Thiobenzamide, N-cyclohexylthiobenzamide, and N-thiobenzoylpiperidine form complexes with the mercury(II) ion in dilute aqueous perchloric acid. The predominant complex in each case has a 2 S-amide: 1Hg²⁺ stoicheiometry, but in the presence of a large excess of S-amide there is some evidence for the existence of a highly insoluble 4:1 complex. With an excess of mercuric ions, the 2:1 complexes are formed effectively quantitatively and any small amounts of 1:1 complex are not detectable. At 25°, the dissolved 2:1 complexes are relatively stable when [H₃O⁺]≳ 0·1M and in the absence of added mercury(II) ions.

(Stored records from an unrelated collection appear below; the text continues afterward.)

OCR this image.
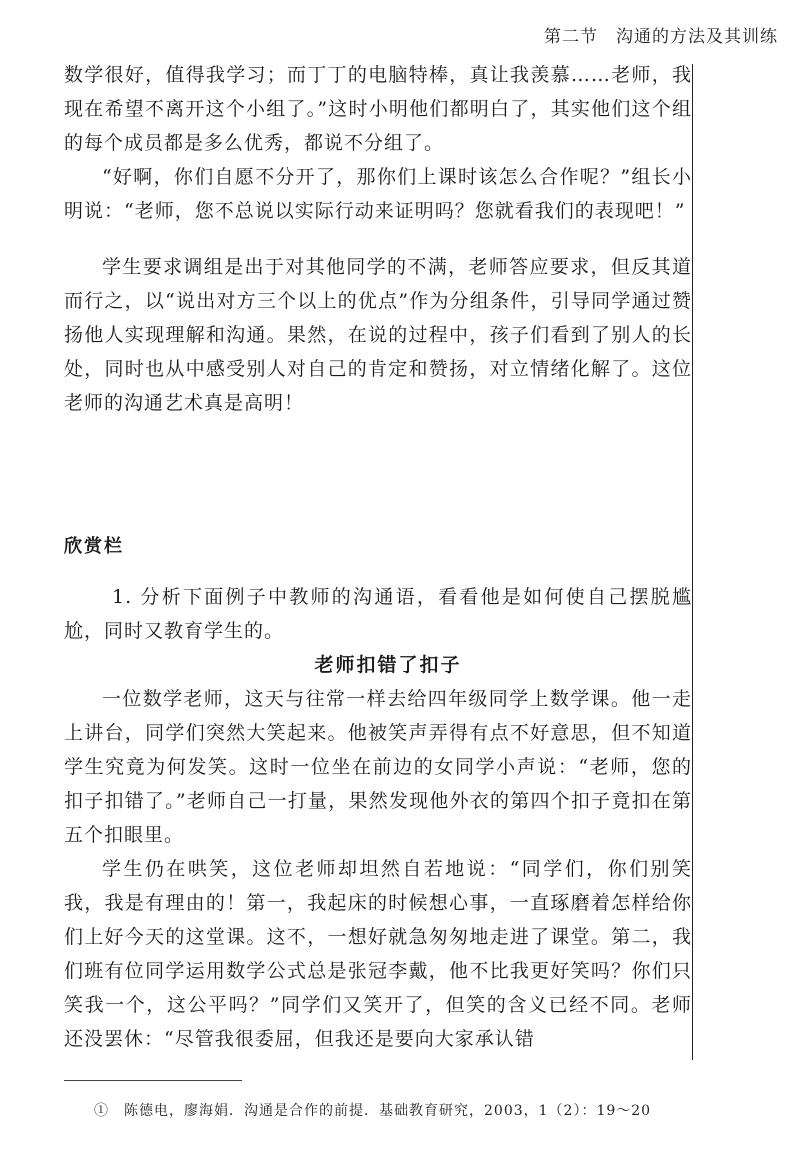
第二节　沟通的方法及其训练

数学很好，值得我学习；而丁丁的电脑特棒，真让我羡慕……老师，我现在希望不离开这个小组了。”这时小明他们都明白了，其实他们这个组的每个成员都是多么优秀，都说不分组了。

“好啊，你们自愿不分开了，那你们上课时该怎么合作呢？”组长小明说：“老师，您不总说以实际行动来证明吗？您就看我们的表现吧！”

学生要求调组是出于对其他同学的不满，老师答应要求，但反其道而行之，以“说出对方三个以上的优点”作为分组条件，引导同学通过赞扬他人实现理解和沟通。果然，在说的过程中，孩子们看到了别人的长处，同时也从中感受别人对自己的肯定和赞扬，对立情绪化解了。这位老师的沟通艺术真是高明！

欣赏栏

1. 分析下面例子中教师的沟通语，看看他是如何使自己摆脱尴尬，同时又教育学生的。

老师扣错了扣子

一位数学老师，这天与往常一样去给四年级同学上数学课。他一走上讲台，同学们突然大笑起来。他被笑声弄得有点不好意思，但不知道学生究竟为何发笑。这时一位坐在前边的女同学小声说：“老师，您的扣子扣错了。”老师自己一打量，果然发现他外衣的第四个扣子竟扣在第五个扣眼里。

学生仍在哄笑，这位老师却坦然自若地说：“同学们，你们别笑我，我是有理由的！第一，我起床的时候想心事，一直琢磨着怎样给你们上好今天的这堂课。这不，一想好就急匆匆地走进了课堂。第二，我们班有位同学运用数学公式总是张冠李戴，他不比我更好笑吗？你们只笑我一个，这公平吗？”同学们又笑开了，但笑的含义已经不同。老师还没罢休：“尽管我很委屈，但我还是要向大家承认错

①　陈德电，廖海娟．沟通是合作的前提．基础教育研究，2003，1（2）：19～20
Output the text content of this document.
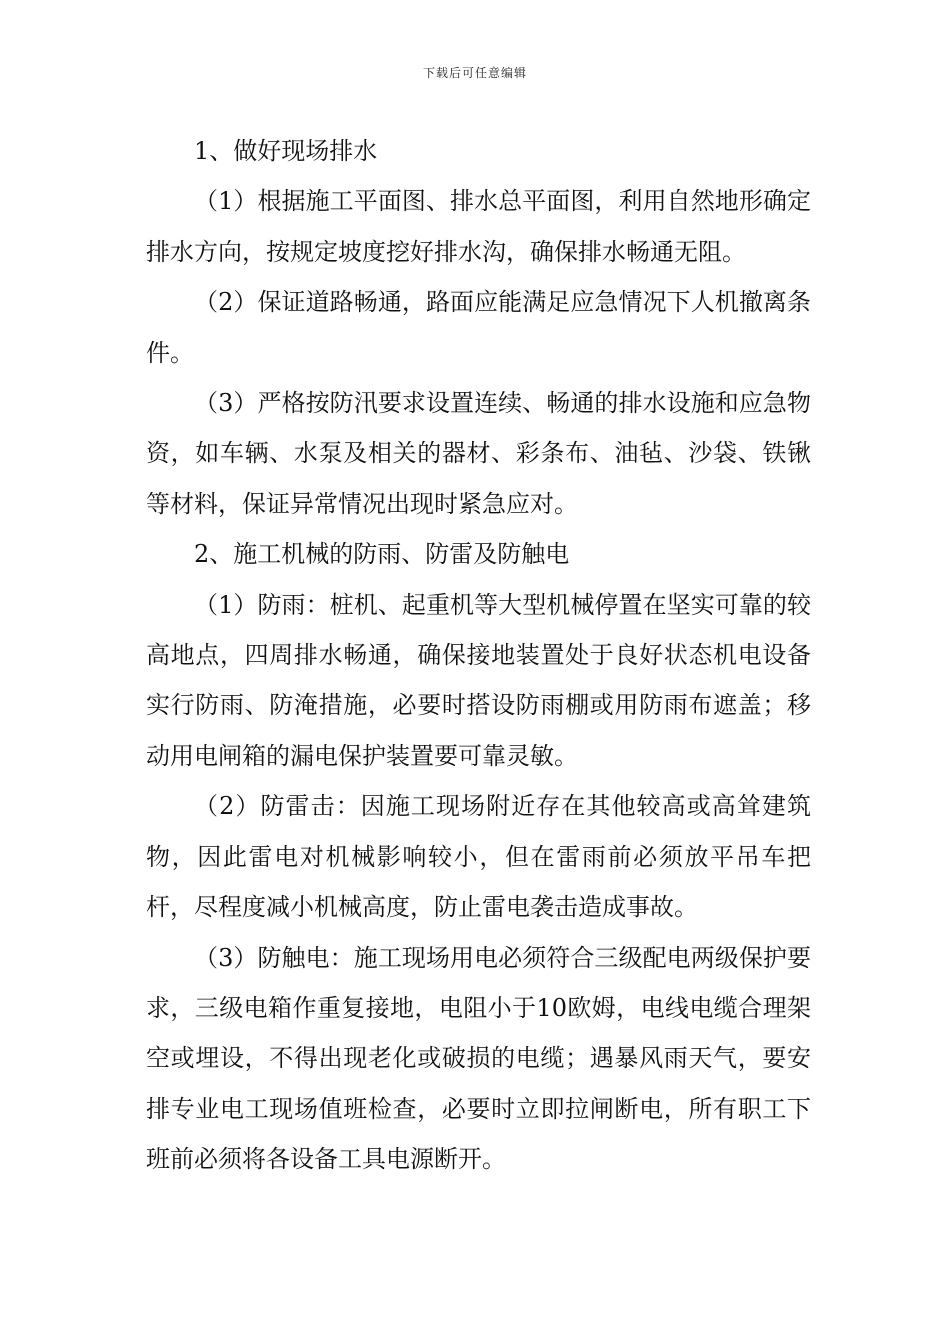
下载后可任意编辑

1、做好现场排水

（1）根据施工平面图、排水总平面图，利用自然地形确定排水方向，按规定坡度挖好排水沟，确保排水畅通无阻。

（2）保证道路畅通，路面应能满足应急情况下人机撤离条件。

（3）严格按防汛要求设置连续、畅通的排水设施和应急物资，如车辆、水泵及相关的器材、彩条布、油毡、沙袋、铁锹等材料，保证异常情况出现时紧急应对。

2、施工机械的防雨、防雷及防触电

（1）防雨：桩机、起重机等大型机械停置在坚实可靠的较高地点，四周排水畅通，确保接地装置处于良好状态机电设备实行防雨、防淹措施，必要时搭设防雨棚或用防雨布遮盖；移动用电闸箱的漏电保护装置要可靠灵敏。

（2）防雷击：因施工现场附近存在其他较高或高耸建筑物，因此雷电对机械影响较小，但在雷雨前必须放平吊车把杆，尽程度减小机械高度，防止雷电袭击造成事故。

（3）防触电：施工现场用电必须符合三级配电两级保护要求，三级电箱作重复接地，电阻小于10欧姆，电线电缆合理架空或埋设，不得出现老化或破损的电缆；遇暴风雨天气，要安排专业电工现场值班检查，必要时立即拉闸断电，所有职工下班前必须将各设备工具电源断开。
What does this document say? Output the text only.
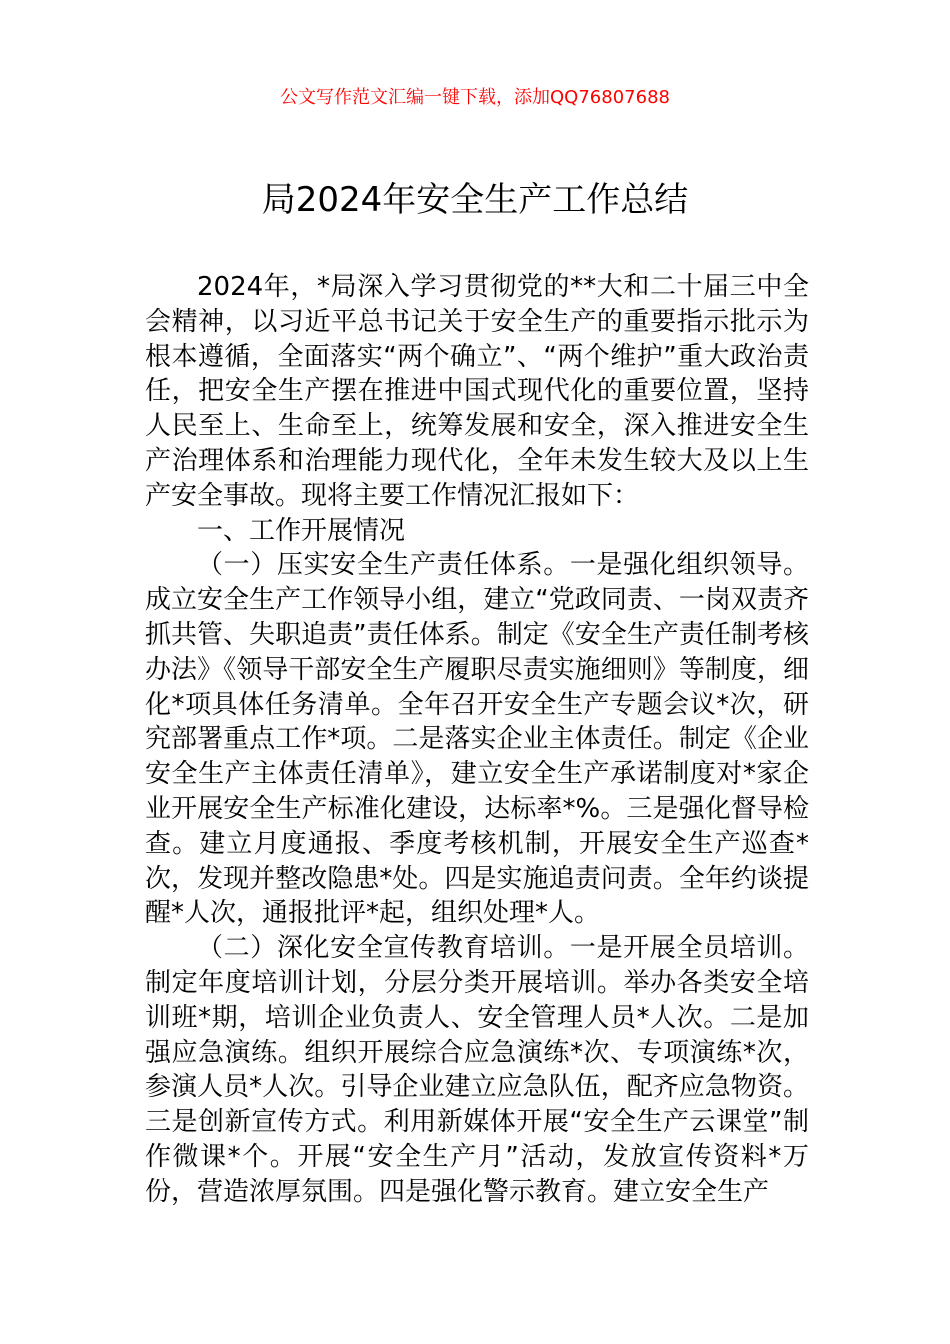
公文写作范文汇编一键下载，添加QQ76807688
局2024年安全生产工作总结

2024年，*局深入学习贯彻党的**大和二十届三中全会精神，以习近平总书记关于安全生产的重要指示批示为根本遵循，全面落实“两个确立”、“两个维护”重大政治责任，把安全生产摆在推进中国式现代化的重要位置，坚持人民至上、生命至上，统筹发展和安全，深入推进安全生产治理体系和治理能力现代化，全年未发生较大及以上生产安全事故。现将主要工作情况汇报如下：

一、工作开展情况

（一）压实安全生产责任体系。一是强化组织领导。成立安全生产工作领导小组，建立“党政同责、一岗双责齐抓共管、失职追责”责任体系。制定《安全生产责任制考核办法》《领导干部安全生产履职尽责实施细则》等制度，细化*项具体任务清单。全年召开安全生产专题会议*次，研究部署重点工作*项。二是落实企业主体责任。制定《企业安全生产主体责任清单》，建立安全生产承诺制度对*家企业开展安全生产标准化建设，达标率*%。三是强化督导检查。建立月度通报、季度考核机制，开展安全生产巡查*次，发现并整改隐患*处。四是实施追责问责。全年约谈提醒*人次，通报批评*起，组织处理*人。

（二）深化安全宣传教育培训。一是开展全员培训。制定年度培训计划，分层分类开展培训。举办各类安全培训班*期，培训企业负责人、安全管理人员*人次。二是加强应急演练。组织开展综合应急演练*次、专项演练*次，参演人员*人次。引导企业建立应急队伍，配齐应急物资。三是创新宣传方式。利用新媒体开展“安全生产云课堂”制作微课*个。开展“安全生产月”活动，发放宣传资料*万份，营造浓厚氛围。四是强化警示教育。建立安全生产
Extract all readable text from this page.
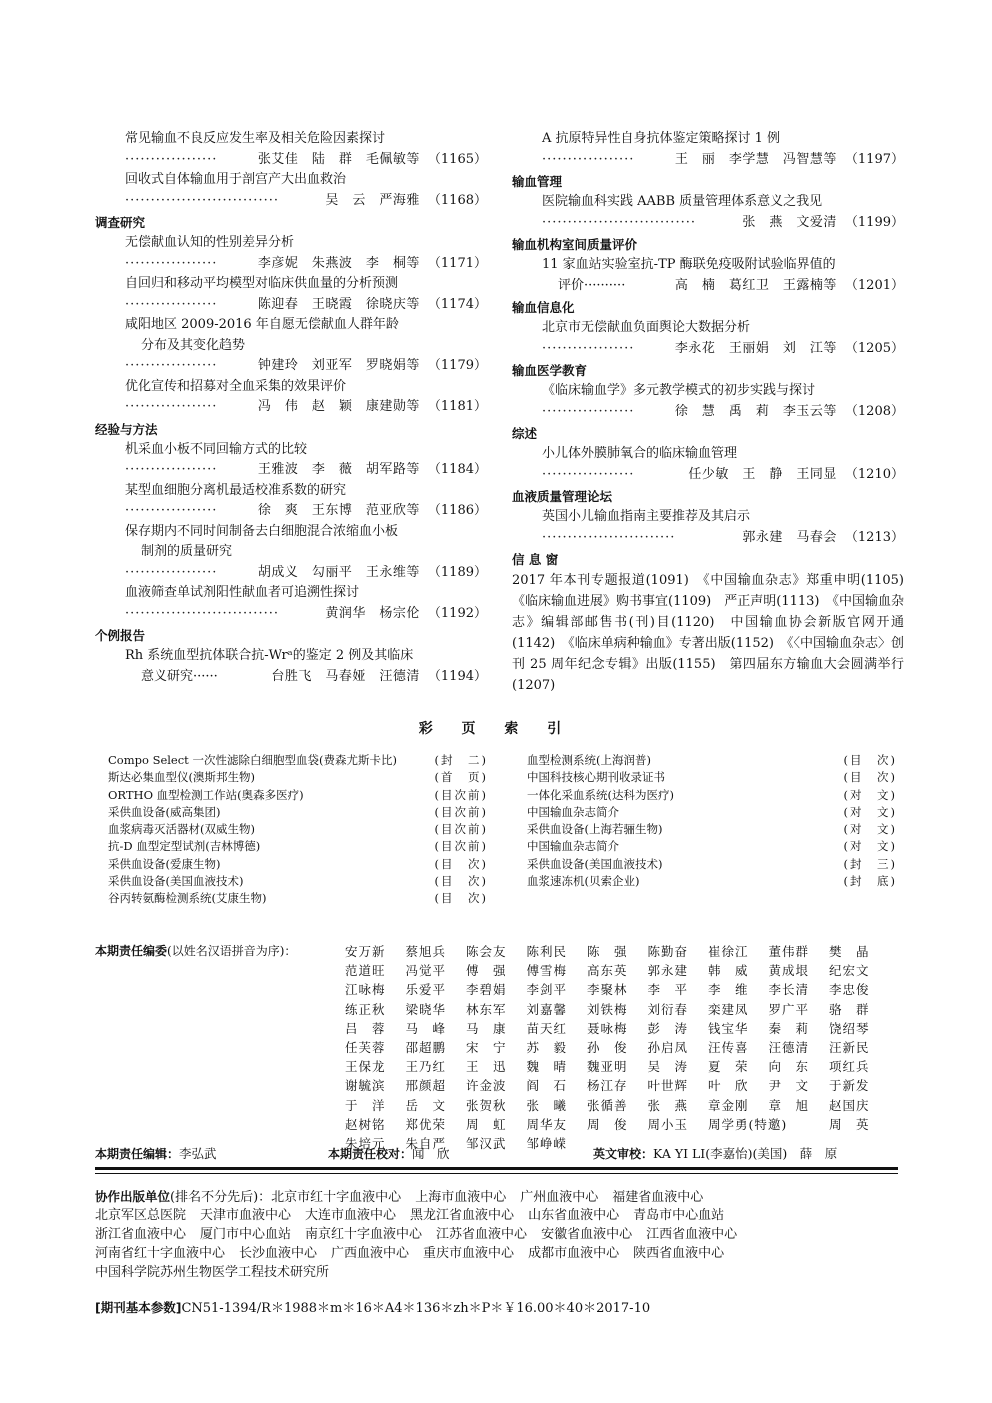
常见输血不良反应发生率及相关危险因素探讨
··················	张艾佳　陆　群　毛佩敏等 （1165）
回收式自体输血用于剖宫产大出血救治
······························	吴　云　严海雅 （1168）
调查研究
无偿献血认知的性别差异分析
··················	李彦妮　朱燕波　李　桐等 （1171）
自回归和移动平均模型对临床供血量的分析预测
··················	陈迎春　王晓霞　徐晓庆等 （1174）
咸阳地区 2009-2016 年自愿无偿献血人群年龄
分布及其变化趋势
··················	钟建玲　刘亚军　罗晓娟等 （1179）
优化宣传和招募对全血采集的效果评价
··················	冯　伟　赵　颖　康建勋等 （1181）
经验与方法
机采血小板不同回输方式的比较
··················	王雅波　李　薇　胡军路等 （1184）
某型血细胞分离机最适校准系数的研究
··················	徐　爽　王东博　范亚欣等 （1186）
保存期内不同时间制备去白细胞混合浓缩血小板
制剂的质量研究
··················	胡成义　勾丽平　王永维等 （1189）
血液筛查单试剂阳性献血者可追溯性探讨
······························	黄润华　杨宗伦 （1192）
个例报告
Rh 系统血型抗体联合抗-Wrᵃ的鉴定 2 例及其临床
意义研究······	台胜飞　马春娅　汪德清 （1194）
A 抗原特异性自身抗体鉴定策略探讨 1 例
··················	王　丽　李学慧　冯智慧等 （1197）
输血管理
医院输血科实践 AABB 质量管理体系意义之我见
······························	张　燕　文爱清 （1199）
输血机构室间质量评价
11 家血站实验室抗-TP 酶联免疫吸附试验临界值的
评价··········	高　楠　葛红卫　王露楠等 （1201）
输血信息化
北京市无偿献血负面舆论大数据分析
··················	李永花　王丽娟　刘　江等 （1205）
输血医学教育
《临床输血学》多元教学模式的初步实践与探讨
··················	徐　慧　禹　莉　李玉云等 （1208）
综述
小儿体外膜肺氧合的临床输血管理
··················	任少敏　王　静　王同显 （1210）
血液质量管理论坛
英国小儿输血指南主要推荐及其启示
··························	郭永建　马春会 （1213）
信 息 窗
2017 年本刊专题报道(1091)　《中国输血杂志》郑重申明(1105)　《临床输血进展》购书事宜(1109)　严正声明(1113)　《中国输血杂志》编辑部邮售书(刊)目(1120)　中国输血协会新版官网开通(1142)　《临床单病种输血》专著出版(1152)　《〈中国输血杂志〉创刊 25 周年纪念专辑》出版(1155)　第四届东方输血大会圆满举行(1207)
彩 页 索 引
Compo Select 一次性滤除白细胞型血袋(费森尤斯卡比)	(封　二)
斯达必集血型仪(澳斯邦生物)	(首　页)
ORTHO 血型检测工作站(奥森多医疗)	(目次前)
采供血设备(威高集团)	(目次前)
血浆病毒灭活器材(双威生物)	(目次前)
抗-D 血型定型试剂(吉林博德)	(目次前)
采供血设备(爱康生物)	(目　次)
采供血设备(美国血液技术)	(目　次)
谷丙转氨酶检测系统(艾康生物)	(目　次)
血型检测系统(上海润普)	(目　次)
中国科技核心期刊收录证书	(目　次)
一体化采血系统(达科为医疗)	(对　文)
中国输血杂志简介	(对　文)
采供血设备(上海若骊生物)	(对　文)
中国输血杂志简介	(对　文)
采供血设备(美国血液技术)	(封　三)
血浆速冻机(贝索企业)	(封　底)
本期责任编委(以姓名汉语拼音为序)：	安万新	蔡旭兵	陈会友	陈利民	陈　强	陈勤奋	崔徐江	董伟群	樊　晶
范道旺	冯觉平	傅　强	傅雪梅	高东英	郭永建	韩　威	黄成垠	纪宏文
江咏梅	乐爱平	李碧娟	李剑平	李聚林	李　平	李　维	李长清	李忠俊
练正秋	梁晓华	林东军	刘嘉馨	刘铁梅	刘衍春	栾建凤	罗广平	骆　群
吕　蓉	马　峰	马　康	苗天红	聂咏梅	彭　涛	钱宝华	秦　莉	饶绍琴
任芙蓉	邵超鹏	宋　宁	苏　毅	孙　俊	孙启凤	汪传喜	汪德清	汪新民
王保龙	王乃红	王　迅	魏　晴	魏亚明	吴　涛	夏　荣	向　东	项红兵
谢毓滨	邢颜超	许金波	阎　石	杨江存	叶世辉	叶　欣	尹　文	于新发
于　洋	岳　文	张贺秋	张　曦	张循善	张　燕	章金刚	章　旭	赵国庆
赵树铭	郑优荣	周　虹	周华友	周　俊	周小玉	周学勇(特邀)	周　英
朱培元	朱自严	邹汉武	邹峥嵘
本期责任编辑：李弘武	本期责任校对：闻　欣	英文审校：KA YI LI(李嘉怡)(美国)　薛　原
协作出版单位(排名不分先后)：北京市红十字血液中心 上海市血液中心 广州血液中心 福建省血液中心
北京军区总医院 天津市血液中心 大连市血液中心 黑龙江省血液中心 山东省血液中心 青岛市中心血站
浙江省血液中心 厦门市中心血站 南京红十字血液中心 江苏省血液中心 安徽省血液中心 江西省血液中心
河南省红十字血液中心 长沙血液中心 广西血液中心 重庆市血液中心 成都市血液中心 陕西省血液中心
中国科学院苏州生物医学工程技术研究所
[期刊基本参数]CN51-1394/R＊1988＊m＊16＊A4＊136＊zh＊P＊￥16.00＊40＊2017-10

In the presence of free mercury(II) ions, the complexes decompose to mercury(II) sulphide and an organic product in a process which, for thiobenzamide and N-cyclohexylthiobenzamide, is kinetically first order in the 2:1 complex and in mercury(II) ions. Increases in [H₃O⁺], at a fixed value of [Hg²⁺], retard the reaction, the rate falling eventually to a constant value. For thiobenzamide, the organic product is benzonitrile; for the N-substituted thiobenzamides, it is the corresponding O-amide. Mechanisms are suggested in which, for thiobenzamide and N-cyclohexylthiobenzamide, the slow steps are bimolecular reactions between free mercury(II) ions and the 2:1 complex or one of its deprotonated forms. The transiently formed 1:1 complexes decompose rapidly to the products in the absence of free S-amide. The mechanisms give a good account of the detailed dependence of the rate on [H₃O⁺]. For thiobenzamide, the neutral species [PhC(:NH)S]₂Hg is found to react ca. 600-fold faster with Hg²⁺ than does {[PhC(:S)NH₂]₂Hg}²⁺. The overall sequence of reactivity at fixed [Hg²⁺], and at any value of [H₃O⁺], is N-cyclohexylthiobenzamide > thiobenzamide N-thiobenzoylpiperidine. This finding is also rationalised.